Hi I’m Kerry and I’ve overtrained.
Yes I did.
It’s hard to believe that anyone these days overtrains. With the obesity issue being what it is, why is this even a problem. Well, it is and it’s easier than you think to do. It’s also dangerous. Hence, why I wanted to tell my story about how I overtrained and give you ways to identify if you’re going down that road and how to stop it.
First what is overtraining syndrome? According to Maffetone (2007), “Overtraining may result from an excess number and/or intensity of workouts, lack of recovery or a combination.” Essentially we are not allowing our body to rest enough. Depending on how far you take it, there are three stages of overtraining. I made it to stage three, which takes a lot of effort.
Stage 1: Functional overtraining. This is where you see subtle symptoms emerge. These symptoms are easily ignored. You may feel tired all the time. You exercise performance seems to halt. You may feel a little depressed. You may lose your sex drive. All of these things can be attributed to something else. But if they seem to come out of nowhere, you may be overtraining.
Stage 2: Sympathetic overtraining. You will see more pronounced symptoms that are hard to ignore. This is the stage where your resting heart rate is elevated. You also may see metabolic changes. This may show up with blood sugar drops.
Stage 3: Parasympathetic overtraining. This is the most serious stage. Profound weakness, cardiovascular issues, and your body generally breaking down. At this point you either stop or face serious injury or death.
In a nutshell, don’t workout too much. High intensity interval training seven days a week is not good. I did this and paid for it. But you need more than what you read typically on this subject. Most people don’t have first hand experience on overtraining. I do. Let me tell you what happened to me
I was in my initial stage of losing weight about 6 years ago. I love working out. I would workout every day. I got it in my head that if I did a hard workout every day, I would get where I wanted to go. I set out to do this. It went great for a while. Tony, the voice of reason, said that I was working out too much. A professional athlete only does what I was doing for a short period of time. It wasn’t safe. I ignored him and kept going. Over time I became tired all the time. I was depressed and stopped being interested in things I normally enjoyed. I learned later this was stage 1 of overtraining syndrome.
I kept pushing myself through the tough workouts. No pain, no gain. Well, eventually my blood sugar started dropping for no reason. I would eat high carbohydrate snacks and I couldn’t do anything about it. I went to the doctor and they had no answers. “You’re healthy, I don’t see anything wrong.” Yet I was sitting at my desk at work, shaking and dizzy. My resting heart rate held at about 80. Stage 2.
I still kept going. Then the chest pains and shortness of breath came. I finally stopped when I went for my lunch walk and barely made it 10 feet. I called a doctor friend of ours and she said, “GET YOUR BUTT TO THE ER NOW!!!” She doesn’t freak out like that, unless it’s serious. I drove myself to the hospital. They saw me right away. You know when that happens, it’s serious. Long story short, I was admitted. Tony rushed to the hospital and was freaked out. The funny thing was no one at the hospital knew what was wrong. It was not until I spoke with the cardiologist (who also happened to be an athlete and a bit obsessive about working out) did I know the damage I had done. He told me I had blown out my cardiovascular system. He gave me the article I cited for this post which explained overtraining syndrome. I left the hospital weak and defeated, however, I knew now what I did.

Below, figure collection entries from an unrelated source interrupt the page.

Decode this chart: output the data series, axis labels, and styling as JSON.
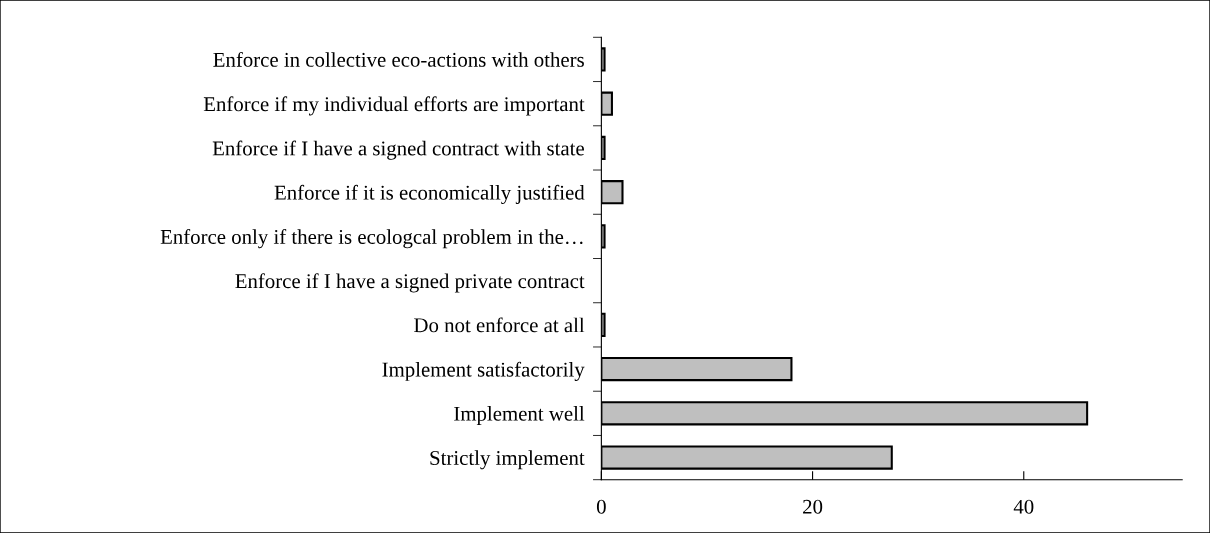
{
  "chart_data": {
    "type": "bar",
    "orientation": "horizontal",
    "categories": [
      "Enforce in collective eco-actions with others",
      "Enforce if my individual efforts are important",
      "Enforce if I have a signed contract with state",
      "Enforce if it is economically justified",
      "Enforce only if there is ecologcal problem in the…",
      "Enforce if I have a signed private contract",
      "Do not enforce at all",
      "Implement satisfactorily",
      "Implement well",
      "Strictly implement"
    ],
    "values": [
      0.3,
      1,
      0.3,
      2,
      0.3,
      null,
      0.3,
      18,
      46,
      27.5
    ],
    "color": "#bfbfbf",
    "xlim": [
      0,
      55
    ],
    "xticks": [
      0,
      20,
      40
    ],
    "grid": false,
    "legend": false
  }
}
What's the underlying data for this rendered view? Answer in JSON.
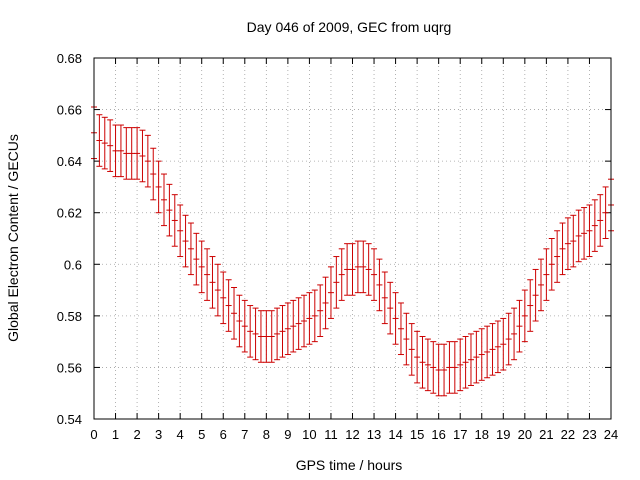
{
  "chart_data": {
    "type": "scatter",
    "title": "Day 046 of 2009, GEC from uqrg",
    "xlabel": "GPS time / hours",
    "ylabel": "Global Electron Content / GECUs",
    "xlim": [
      0,
      24
    ],
    "ylim": [
      0.54,
      0.68
    ],
    "xticks": [
      "0",
      "1",
      "2",
      "3",
      "4",
      "5",
      "6",
      "7",
      "8",
      "9",
      "10",
      "11",
      "12",
      "13",
      "14",
      "15",
      "16",
      "17",
      "18",
      "19",
      "20",
      "21",
      "22",
      "23",
      "24"
    ],
    "yticks": [
      "0.54",
      "0.56",
      "0.58",
      "0.6",
      "0.62",
      "0.64",
      "0.66",
      "0.68"
    ],
    "grid": true,
    "error_half_width": 0.01,
    "series": [
      {
        "name": "GEC",
        "color": "#cc0000",
        "x": [
          0,
          0.25,
          0.5,
          0.75,
          1,
          1.25,
          1.5,
          1.75,
          2,
          2.25,
          2.5,
          2.75,
          3,
          3.25,
          3.5,
          3.75,
          4,
          4.25,
          4.5,
          4.75,
          5,
          5.25,
          5.5,
          5.75,
          6,
          6.25,
          6.5,
          6.75,
          7,
          7.25,
          7.5,
          7.75,
          8,
          8.25,
          8.5,
          8.75,
          9,
          9.25,
          9.5,
          9.75,
          10,
          10.25,
          10.5,
          10.75,
          11,
          11.25,
          11.5,
          11.75,
          12,
          12.25,
          12.5,
          12.75,
          13,
          13.25,
          13.5,
          13.75,
          14,
          14.25,
          14.5,
          14.75,
          15,
          15.25,
          15.5,
          15.75,
          16,
          16.25,
          16.5,
          16.75,
          17,
          17.25,
          17.5,
          17.75,
          18,
          18.25,
          18.5,
          18.75,
          19,
          19.25,
          19.5,
          19.75,
          20,
          20.25,
          20.5,
          20.75,
          21,
          21.25,
          21.5,
          21.75,
          22,
          22.25,
          22.5,
          22.75,
          23,
          23.25,
          23.5,
          23.75,
          24
        ],
        "y": [
          0.651,
          0.648,
          0.647,
          0.646,
          0.644,
          0.644,
          0.643,
          0.643,
          0.643,
          0.642,
          0.64,
          0.635,
          0.63,
          0.625,
          0.621,
          0.617,
          0.613,
          0.609,
          0.606,
          0.602,
          0.599,
          0.596,
          0.593,
          0.59,
          0.587,
          0.584,
          0.581,
          0.578,
          0.576,
          0.574,
          0.573,
          0.572,
          0.572,
          0.572,
          0.573,
          0.574,
          0.575,
          0.576,
          0.577,
          0.578,
          0.579,
          0.58,
          0.582,
          0.585,
          0.589,
          0.593,
          0.596,
          0.598,
          0.598,
          0.599,
          0.599,
          0.598,
          0.596,
          0.592,
          0.587,
          0.583,
          0.579,
          0.575,
          0.571,
          0.567,
          0.564,
          0.562,
          0.561,
          0.56,
          0.559,
          0.559,
          0.56,
          0.56,
          0.561,
          0.562,
          0.563,
          0.564,
          0.565,
          0.566,
          0.567,
          0.568,
          0.569,
          0.571,
          0.573,
          0.576,
          0.58,
          0.584,
          0.588,
          0.592,
          0.596,
          0.6,
          0.603,
          0.606,
          0.608,
          0.609,
          0.611,
          0.612,
          0.613,
          0.615,
          0.617,
          0.62,
          0.623
        ]
      }
    ]
  }
}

Here’s the kicker to all of this. Here is why it wasn’t worth doing what I did. It took me 2 YEARS to recover. 2 YEARS. Overtraining put me behind in a major way. I learned my lesson. I hope this helps you. My workout week now is hard workouts three days a week and yoga for two days in between. If stage one starts, I take a day or two off and scale back my workouts. While this absolutely sucked, the positive from all of this is I picked up yoga. I would not have touched yoga before. Now I love it. While my body rested I gained flexibility. I’ll give up high intensity workouts before I give up yoga.
So, please use this story to help you keep from overtraining. It’s not worth it. If you see someone else going down this road, use this story to help them stop. The recovery time alone would stop an obsessive person. Who wants to be out for years from working out? That stops me from being stupid now. Yes, what I did was downright stupid. Don’t repeat my mistake.